What is the one constant not just during Oshogatsu but throughout the whole year?
It’s not the toshi-koshi soba which
is usually only consumed right before the turning of the New Year. Sure, we may
consume soba during the year but not
with any regularity. It’s not the lobster or shrimp that symbolizes a long
life. And if you are consuming lobster on a regular basis throughout the year,
you probably aren’t reading this column. No, it’s also not the traditional osechi ryori cuisine laborious prepared
before the end of the year to last the first 3 days of the New Year. Unless we
want to be kitchen slaves for the rest of the year spending one week to prepare
meals that last just 3 days. And we don’t keep our kadomatsu or kagami mochi
adorning our homes throughout the rest of the year.

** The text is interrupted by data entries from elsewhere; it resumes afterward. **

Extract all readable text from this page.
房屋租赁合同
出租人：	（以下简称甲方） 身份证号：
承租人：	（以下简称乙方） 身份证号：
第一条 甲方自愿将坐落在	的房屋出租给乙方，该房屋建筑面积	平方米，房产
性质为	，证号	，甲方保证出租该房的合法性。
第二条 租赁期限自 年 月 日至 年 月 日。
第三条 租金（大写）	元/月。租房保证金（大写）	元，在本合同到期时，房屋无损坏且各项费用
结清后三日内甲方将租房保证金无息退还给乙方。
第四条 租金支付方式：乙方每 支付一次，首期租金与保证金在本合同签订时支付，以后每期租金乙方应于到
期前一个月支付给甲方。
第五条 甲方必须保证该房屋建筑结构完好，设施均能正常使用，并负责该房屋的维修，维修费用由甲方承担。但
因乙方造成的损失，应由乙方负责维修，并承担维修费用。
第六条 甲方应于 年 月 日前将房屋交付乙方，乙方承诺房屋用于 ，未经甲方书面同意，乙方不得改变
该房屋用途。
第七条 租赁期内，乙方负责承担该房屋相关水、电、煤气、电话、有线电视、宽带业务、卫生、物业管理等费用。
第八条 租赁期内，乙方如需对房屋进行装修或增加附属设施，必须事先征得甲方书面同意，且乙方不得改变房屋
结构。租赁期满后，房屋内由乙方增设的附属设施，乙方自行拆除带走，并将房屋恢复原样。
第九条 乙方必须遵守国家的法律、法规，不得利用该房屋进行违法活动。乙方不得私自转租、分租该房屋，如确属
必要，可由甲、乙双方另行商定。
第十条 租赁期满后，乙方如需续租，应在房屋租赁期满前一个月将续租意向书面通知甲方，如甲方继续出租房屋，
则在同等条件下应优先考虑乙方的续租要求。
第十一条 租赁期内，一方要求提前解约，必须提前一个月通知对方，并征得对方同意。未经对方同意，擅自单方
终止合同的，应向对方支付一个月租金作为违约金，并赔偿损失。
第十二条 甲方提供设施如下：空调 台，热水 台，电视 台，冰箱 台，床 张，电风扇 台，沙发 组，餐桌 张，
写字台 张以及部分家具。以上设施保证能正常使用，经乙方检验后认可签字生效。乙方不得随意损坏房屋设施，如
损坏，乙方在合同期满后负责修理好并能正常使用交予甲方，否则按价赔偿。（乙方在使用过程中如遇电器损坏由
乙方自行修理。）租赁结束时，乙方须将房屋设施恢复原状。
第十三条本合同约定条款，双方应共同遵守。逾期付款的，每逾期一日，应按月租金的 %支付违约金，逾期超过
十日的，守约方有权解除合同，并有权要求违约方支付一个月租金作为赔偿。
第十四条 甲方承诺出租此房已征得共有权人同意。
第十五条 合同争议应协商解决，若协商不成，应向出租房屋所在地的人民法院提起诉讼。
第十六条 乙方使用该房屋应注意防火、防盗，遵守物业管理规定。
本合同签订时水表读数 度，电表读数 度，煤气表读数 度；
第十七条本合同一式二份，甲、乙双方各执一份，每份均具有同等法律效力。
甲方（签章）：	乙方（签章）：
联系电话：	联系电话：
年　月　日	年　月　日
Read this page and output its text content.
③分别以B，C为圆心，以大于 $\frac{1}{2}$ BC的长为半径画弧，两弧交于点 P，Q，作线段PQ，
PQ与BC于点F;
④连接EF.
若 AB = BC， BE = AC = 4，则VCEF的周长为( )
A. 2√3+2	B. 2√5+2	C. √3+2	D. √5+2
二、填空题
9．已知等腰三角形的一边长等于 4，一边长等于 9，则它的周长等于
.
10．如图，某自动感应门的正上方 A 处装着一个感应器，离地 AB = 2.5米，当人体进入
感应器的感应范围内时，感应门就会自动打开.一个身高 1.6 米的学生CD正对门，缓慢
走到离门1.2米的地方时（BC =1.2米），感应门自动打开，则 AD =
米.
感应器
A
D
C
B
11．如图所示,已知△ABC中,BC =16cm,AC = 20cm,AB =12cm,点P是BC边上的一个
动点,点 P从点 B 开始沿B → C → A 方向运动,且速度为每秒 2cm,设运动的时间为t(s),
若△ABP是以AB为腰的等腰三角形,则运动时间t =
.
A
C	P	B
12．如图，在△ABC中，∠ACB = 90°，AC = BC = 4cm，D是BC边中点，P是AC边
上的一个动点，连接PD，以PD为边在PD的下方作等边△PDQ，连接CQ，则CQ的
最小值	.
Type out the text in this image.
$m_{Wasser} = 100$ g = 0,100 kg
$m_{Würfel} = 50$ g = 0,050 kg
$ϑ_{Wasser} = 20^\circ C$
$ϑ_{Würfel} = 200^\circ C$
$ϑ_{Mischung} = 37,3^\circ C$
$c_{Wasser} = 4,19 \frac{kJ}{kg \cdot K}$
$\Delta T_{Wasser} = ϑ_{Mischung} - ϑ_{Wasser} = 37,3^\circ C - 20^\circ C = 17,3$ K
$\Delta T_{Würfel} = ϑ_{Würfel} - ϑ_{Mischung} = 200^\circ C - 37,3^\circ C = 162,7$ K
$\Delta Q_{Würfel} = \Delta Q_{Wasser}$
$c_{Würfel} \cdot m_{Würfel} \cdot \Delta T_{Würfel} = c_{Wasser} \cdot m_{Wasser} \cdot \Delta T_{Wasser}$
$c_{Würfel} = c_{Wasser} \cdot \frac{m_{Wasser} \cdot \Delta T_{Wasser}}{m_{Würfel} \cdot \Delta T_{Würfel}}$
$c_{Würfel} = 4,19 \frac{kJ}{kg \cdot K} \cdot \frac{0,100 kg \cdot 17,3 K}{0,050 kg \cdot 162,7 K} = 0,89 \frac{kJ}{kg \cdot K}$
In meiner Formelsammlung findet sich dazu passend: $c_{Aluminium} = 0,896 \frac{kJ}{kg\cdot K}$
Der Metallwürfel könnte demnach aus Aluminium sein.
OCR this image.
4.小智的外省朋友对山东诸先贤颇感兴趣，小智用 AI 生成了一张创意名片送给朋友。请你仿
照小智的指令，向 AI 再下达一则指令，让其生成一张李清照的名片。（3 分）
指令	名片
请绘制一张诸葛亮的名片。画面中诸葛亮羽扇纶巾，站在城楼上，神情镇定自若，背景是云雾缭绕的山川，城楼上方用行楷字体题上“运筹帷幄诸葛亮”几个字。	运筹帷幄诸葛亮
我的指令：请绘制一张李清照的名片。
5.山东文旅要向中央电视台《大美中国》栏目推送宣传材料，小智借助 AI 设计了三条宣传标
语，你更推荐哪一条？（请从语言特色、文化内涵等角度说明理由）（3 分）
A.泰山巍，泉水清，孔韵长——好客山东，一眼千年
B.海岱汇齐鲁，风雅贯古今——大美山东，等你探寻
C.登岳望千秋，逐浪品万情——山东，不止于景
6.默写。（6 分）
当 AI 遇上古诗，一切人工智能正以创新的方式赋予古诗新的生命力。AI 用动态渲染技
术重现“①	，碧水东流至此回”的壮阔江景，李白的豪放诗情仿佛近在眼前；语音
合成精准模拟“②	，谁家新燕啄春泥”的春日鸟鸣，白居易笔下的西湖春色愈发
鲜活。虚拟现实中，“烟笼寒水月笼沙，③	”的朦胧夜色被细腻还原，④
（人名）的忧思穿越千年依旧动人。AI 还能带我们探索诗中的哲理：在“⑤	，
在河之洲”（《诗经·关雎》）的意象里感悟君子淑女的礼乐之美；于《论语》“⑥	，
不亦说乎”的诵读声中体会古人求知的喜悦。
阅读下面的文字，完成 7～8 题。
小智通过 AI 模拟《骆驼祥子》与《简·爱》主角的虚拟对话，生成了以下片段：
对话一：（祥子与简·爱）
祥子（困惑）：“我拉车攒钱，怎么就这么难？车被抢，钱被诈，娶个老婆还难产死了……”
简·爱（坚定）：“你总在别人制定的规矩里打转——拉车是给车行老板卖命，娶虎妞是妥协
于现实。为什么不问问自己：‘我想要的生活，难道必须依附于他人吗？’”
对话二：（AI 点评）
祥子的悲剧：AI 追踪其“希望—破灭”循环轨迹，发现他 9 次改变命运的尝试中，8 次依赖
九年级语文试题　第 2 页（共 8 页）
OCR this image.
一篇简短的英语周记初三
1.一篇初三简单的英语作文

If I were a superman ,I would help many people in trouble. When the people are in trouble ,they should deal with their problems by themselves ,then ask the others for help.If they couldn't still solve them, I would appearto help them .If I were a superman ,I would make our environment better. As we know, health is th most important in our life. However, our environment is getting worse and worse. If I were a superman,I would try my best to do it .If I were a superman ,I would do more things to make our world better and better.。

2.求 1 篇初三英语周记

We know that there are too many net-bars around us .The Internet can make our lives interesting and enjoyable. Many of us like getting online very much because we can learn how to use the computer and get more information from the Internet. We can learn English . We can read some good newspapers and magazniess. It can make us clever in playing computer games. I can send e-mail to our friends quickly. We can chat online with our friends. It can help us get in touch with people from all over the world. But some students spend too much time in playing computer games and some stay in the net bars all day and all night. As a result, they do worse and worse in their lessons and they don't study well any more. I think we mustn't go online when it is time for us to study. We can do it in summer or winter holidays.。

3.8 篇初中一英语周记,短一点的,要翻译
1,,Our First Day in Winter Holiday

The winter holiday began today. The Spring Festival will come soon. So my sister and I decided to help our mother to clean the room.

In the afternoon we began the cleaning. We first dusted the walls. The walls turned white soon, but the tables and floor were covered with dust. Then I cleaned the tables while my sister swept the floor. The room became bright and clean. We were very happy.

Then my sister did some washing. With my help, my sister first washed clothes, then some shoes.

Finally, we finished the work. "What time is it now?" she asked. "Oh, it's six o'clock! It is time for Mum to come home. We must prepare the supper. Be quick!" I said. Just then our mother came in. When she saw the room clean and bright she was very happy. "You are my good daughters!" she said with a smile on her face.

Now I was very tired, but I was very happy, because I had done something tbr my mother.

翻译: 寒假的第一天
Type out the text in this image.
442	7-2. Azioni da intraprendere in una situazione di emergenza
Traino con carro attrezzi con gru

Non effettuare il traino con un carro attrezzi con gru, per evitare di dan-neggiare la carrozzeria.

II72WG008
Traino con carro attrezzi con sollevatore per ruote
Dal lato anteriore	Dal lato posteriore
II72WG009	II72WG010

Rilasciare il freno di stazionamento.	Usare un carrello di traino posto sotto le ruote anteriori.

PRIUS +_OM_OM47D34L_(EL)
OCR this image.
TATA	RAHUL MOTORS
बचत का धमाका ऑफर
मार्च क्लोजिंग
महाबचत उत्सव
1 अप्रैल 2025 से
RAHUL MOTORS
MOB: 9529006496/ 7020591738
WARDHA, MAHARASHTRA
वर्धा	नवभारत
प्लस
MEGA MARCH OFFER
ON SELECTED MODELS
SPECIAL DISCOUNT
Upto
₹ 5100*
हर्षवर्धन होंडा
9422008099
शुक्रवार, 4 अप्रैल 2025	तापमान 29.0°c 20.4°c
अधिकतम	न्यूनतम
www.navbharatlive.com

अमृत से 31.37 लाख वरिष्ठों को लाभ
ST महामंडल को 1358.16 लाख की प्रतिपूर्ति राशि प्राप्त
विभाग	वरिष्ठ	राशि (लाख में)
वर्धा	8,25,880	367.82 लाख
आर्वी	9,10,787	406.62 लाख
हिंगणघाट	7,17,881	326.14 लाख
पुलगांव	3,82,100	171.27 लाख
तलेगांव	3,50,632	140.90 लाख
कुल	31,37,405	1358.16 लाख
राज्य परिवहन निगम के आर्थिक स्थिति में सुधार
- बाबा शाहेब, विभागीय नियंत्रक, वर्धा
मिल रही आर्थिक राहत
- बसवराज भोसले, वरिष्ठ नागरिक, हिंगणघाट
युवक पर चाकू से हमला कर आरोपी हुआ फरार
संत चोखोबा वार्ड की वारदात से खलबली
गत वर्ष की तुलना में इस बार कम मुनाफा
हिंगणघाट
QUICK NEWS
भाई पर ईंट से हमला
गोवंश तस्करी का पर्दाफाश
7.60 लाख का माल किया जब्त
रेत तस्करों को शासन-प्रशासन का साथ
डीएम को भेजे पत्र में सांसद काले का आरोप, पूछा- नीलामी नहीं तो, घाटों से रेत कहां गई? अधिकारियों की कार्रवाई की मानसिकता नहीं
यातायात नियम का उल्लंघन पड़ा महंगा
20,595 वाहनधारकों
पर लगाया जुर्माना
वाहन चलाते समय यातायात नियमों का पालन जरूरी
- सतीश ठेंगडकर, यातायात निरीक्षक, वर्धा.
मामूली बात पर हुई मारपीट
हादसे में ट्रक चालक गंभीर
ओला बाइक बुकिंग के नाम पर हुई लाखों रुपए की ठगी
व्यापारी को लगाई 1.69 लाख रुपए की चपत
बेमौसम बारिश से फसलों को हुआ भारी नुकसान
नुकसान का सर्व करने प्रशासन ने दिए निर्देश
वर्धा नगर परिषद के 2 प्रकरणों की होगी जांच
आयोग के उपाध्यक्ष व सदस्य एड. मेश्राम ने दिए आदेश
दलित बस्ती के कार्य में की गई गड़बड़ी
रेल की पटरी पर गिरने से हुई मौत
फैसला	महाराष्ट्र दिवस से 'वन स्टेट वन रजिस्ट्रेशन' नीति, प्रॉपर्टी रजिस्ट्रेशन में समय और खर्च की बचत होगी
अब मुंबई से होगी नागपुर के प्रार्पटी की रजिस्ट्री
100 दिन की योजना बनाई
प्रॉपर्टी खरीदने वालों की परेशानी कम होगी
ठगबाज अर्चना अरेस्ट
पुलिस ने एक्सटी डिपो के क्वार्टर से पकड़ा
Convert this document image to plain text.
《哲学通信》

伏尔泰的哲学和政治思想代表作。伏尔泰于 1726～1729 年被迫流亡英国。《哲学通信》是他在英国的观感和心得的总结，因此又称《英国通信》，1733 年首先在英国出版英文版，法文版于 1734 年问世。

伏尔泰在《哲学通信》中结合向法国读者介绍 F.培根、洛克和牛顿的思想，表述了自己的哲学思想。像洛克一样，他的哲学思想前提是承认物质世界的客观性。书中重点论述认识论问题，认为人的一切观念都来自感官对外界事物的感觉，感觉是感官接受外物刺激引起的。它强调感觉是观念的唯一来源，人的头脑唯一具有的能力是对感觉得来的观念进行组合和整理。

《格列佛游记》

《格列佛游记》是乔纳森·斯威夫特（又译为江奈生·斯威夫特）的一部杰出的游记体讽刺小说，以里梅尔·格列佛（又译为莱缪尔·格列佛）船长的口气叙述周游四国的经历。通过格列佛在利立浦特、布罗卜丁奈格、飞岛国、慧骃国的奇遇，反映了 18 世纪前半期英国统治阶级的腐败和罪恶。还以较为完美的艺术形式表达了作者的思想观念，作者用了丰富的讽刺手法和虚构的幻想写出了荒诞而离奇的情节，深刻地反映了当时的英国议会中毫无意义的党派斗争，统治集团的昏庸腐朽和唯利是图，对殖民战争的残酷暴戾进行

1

But most of us do have rice or a rice based products
adorning our dining tables throughout the year and just as the Nichi Bei Weekly
has kept the community connected, informed and empowered, so too has rice kept
the family connected as daily sustenance.
An Admission
I’ll fess up. I don’t consume rice anywhere as near in
the same volume as I used to. Partly because whenever I cook rice, I don’t
portion control my servings to eat just until I’m not hungry anymore. I
literally eat until I’m full. And because rice is the perfect accompaniment to
saltier items like furikake, shoyu based foods, tsukemono or even Spam, I’m consuming larger portions of side
dishes that aren’t exactly healthy options. So rice is cooked in the Tatsumoto
household maybe once every two to three weeks at most. In fact, those two 5
pound bags or freshly milled Hokkaido
rice I purchased from The Rice Factory back in May that was supposed to be
consumed by July for optimum flavor are still in my refrigerator – the Koshihikari is almost gone but the 50% Yumepirika is still about half full.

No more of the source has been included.